Hi Olga,
I'm still trying to push it through kernel team todo list. I talked with
a few people without success yet. I'm waiting on status information from
kernel team leader, but he's unreachable now (I guess he's on vacation now).
Josh:
No, it's in our bugzilla our kernel developers use, bug itself is not
publicly visible. I was discouraged by kernel developers from filing
this to upstream bugzilla, because it's extremely difficult to get any
attention to bug reports and almost impossible in case of feature
requests. The usual process is to bribe^Wconvince any kernel developer
you know to do the work.
Michal
On 12.5.2013 23:47, ольга крыжановская wrote:
Michal, has been there any progress?
Olga
On Thu, Dec 13, 2012 at 12:22 PM, Michal Hlavinka <[email protected]> wrote:
On 12/12/2012 01:35 PM, ольга крыжановская wrote:
Michal, has been any one working on the Linux kernel fifo/pipe
implementation to implement I_PEEK? Is there a Bugzilla entry for
this?
Olga
Hi Olga,
unfortunately, it's still in kernel team's todo list.
There is bugzilla for this, but it is internal only, so not public.
Michal
On Wed, Jun 13, 2012 at 5:54 PM, Michal Hlavinka <[email protected]>
wrote:
On 06/05/2012 03:03 PM, Cedric Blancher wrote:
On 5 June 2012 09:11, Michal Hlavinka<[email protected]> wrote:
On 06/01/2012 02:32 PM, Irek Szczesniak wrote:
Michal, did anyone ever filed a bug against Linux's FIFO/PIPE
implementations to support I_PEEK? As far as I can check all SystemV
derivatives (including Solaris), AIX and HP/UX support I_PEEK on pipes
and fifos.
I don't know if there was any official attempt. I asked a few kernel
developers in person and they told me that no one will bother with
this.
<rant>
Michal, I recall that Redhat staff once ridiculed and mocked a patch
(...why add extra performance support for a dead OS [Solaris] ...)
which added support for I_PEEK to bash2 and finally convinced the
maintainers NOT to take it. So basically this issue is blocked from
both sides, kernel and bash, by Redhat.
Why?
</rant>
I'm not aware about anything related, so I can't answer your
ran^W^W^Wquestion.
As for an implementation in the Linux fifo kernel module, the I_PEEK
ioctl() can be implemented along the lines of a read() syscall but
without disposing the data which have been read. An implementation
should therefore be very easy and should give the shells in Linux a
SERIOUS performance advantage. I'm wondering why Redhat isn't
interested in performance. Oh yes, see<rant />
Cedric was somewhat right in his reply. There are a lot of processes
which
are quite resource demanding even for one line change. Also, there is
always
more work than what can be done (especially on kernel side. afaik, we're
still hiring ;-) ). If someone does X, it means he won't be able to do Y.

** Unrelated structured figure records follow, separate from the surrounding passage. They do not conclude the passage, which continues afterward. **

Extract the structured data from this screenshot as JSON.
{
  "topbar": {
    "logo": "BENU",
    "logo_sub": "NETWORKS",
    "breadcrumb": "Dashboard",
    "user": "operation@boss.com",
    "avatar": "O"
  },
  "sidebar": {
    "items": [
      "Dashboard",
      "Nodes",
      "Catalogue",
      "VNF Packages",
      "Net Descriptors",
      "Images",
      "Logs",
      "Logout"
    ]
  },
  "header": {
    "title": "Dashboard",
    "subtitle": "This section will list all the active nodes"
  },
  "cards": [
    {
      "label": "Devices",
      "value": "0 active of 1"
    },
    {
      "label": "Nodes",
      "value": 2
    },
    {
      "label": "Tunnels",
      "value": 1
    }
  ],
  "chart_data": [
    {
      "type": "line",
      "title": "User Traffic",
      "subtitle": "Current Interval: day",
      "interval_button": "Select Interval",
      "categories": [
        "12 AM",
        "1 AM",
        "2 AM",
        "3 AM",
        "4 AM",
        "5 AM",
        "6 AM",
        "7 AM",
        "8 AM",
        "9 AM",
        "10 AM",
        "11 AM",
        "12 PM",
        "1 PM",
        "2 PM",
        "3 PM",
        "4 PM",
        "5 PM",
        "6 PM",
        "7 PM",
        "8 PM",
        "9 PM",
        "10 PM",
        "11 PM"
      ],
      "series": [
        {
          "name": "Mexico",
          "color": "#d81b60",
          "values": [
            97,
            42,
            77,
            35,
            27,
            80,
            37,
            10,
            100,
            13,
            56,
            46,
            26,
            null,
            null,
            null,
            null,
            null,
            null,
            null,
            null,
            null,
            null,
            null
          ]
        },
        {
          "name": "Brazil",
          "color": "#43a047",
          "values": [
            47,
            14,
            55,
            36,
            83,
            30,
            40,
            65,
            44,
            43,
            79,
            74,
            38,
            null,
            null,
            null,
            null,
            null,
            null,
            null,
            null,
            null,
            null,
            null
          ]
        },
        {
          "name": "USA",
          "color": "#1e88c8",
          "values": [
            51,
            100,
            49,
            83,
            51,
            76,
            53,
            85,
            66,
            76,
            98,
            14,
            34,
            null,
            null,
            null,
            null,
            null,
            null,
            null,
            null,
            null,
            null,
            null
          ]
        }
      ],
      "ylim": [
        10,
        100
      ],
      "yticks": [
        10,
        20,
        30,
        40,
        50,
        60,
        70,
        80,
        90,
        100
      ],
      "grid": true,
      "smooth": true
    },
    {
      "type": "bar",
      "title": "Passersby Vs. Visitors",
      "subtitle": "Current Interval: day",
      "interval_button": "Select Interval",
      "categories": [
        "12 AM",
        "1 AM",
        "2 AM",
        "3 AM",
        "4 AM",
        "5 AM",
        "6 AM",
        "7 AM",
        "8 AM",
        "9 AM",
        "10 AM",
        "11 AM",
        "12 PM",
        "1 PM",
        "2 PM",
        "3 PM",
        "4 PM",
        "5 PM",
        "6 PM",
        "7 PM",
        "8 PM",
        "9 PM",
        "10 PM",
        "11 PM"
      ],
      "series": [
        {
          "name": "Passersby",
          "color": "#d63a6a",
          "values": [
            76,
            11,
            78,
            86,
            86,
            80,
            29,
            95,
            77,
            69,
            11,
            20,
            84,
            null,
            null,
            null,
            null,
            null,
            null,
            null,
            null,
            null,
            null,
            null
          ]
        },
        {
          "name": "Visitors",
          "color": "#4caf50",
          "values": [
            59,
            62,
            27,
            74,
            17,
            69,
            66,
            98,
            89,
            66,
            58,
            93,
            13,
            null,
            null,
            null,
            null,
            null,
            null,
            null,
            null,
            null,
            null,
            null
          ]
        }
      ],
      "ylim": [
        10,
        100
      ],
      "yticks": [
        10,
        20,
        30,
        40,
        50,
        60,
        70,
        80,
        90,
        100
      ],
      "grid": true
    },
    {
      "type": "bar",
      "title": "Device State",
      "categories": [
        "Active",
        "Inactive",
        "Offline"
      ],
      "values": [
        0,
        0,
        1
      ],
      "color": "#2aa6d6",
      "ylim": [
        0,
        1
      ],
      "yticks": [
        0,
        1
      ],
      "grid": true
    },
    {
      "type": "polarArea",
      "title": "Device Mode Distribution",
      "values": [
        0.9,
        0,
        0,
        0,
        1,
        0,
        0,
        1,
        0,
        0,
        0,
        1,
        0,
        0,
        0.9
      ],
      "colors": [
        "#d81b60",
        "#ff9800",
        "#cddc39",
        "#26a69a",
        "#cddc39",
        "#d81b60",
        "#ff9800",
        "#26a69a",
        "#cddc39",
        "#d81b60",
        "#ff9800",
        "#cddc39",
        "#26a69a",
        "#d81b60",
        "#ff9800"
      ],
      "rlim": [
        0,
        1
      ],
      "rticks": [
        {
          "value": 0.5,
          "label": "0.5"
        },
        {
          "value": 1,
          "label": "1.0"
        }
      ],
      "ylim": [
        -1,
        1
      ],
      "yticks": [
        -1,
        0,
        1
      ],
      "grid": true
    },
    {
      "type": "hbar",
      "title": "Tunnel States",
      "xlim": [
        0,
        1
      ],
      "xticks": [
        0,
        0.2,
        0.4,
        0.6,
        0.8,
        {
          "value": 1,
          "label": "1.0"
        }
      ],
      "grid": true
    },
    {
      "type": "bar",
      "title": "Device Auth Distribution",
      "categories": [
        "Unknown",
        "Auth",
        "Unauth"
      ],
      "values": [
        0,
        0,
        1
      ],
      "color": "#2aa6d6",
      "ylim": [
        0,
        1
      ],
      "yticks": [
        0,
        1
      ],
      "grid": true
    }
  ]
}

So, we do what product management tell us to do.
Also, please don't forget that Red Hat is only Linux, but Linux is not
only
Red Hat. (Well, nowadays even the first part is no longer completely
true.)
I wanted to add I_PEEK feature request to upstream bugzilla, but I've
been
told that it does not work that way. It'd rot there for ages until
someone
would close that a few years later during some bugzilla clean up.
Anyway, I found up a few colleagues willing to code it. I need a feature
request to be filed now. I'm going to ask a few customers who complained
about 'connection reset by peer' messages if they are willing to do it.
If I
fail, I'll try to convince them to code it in their spare time.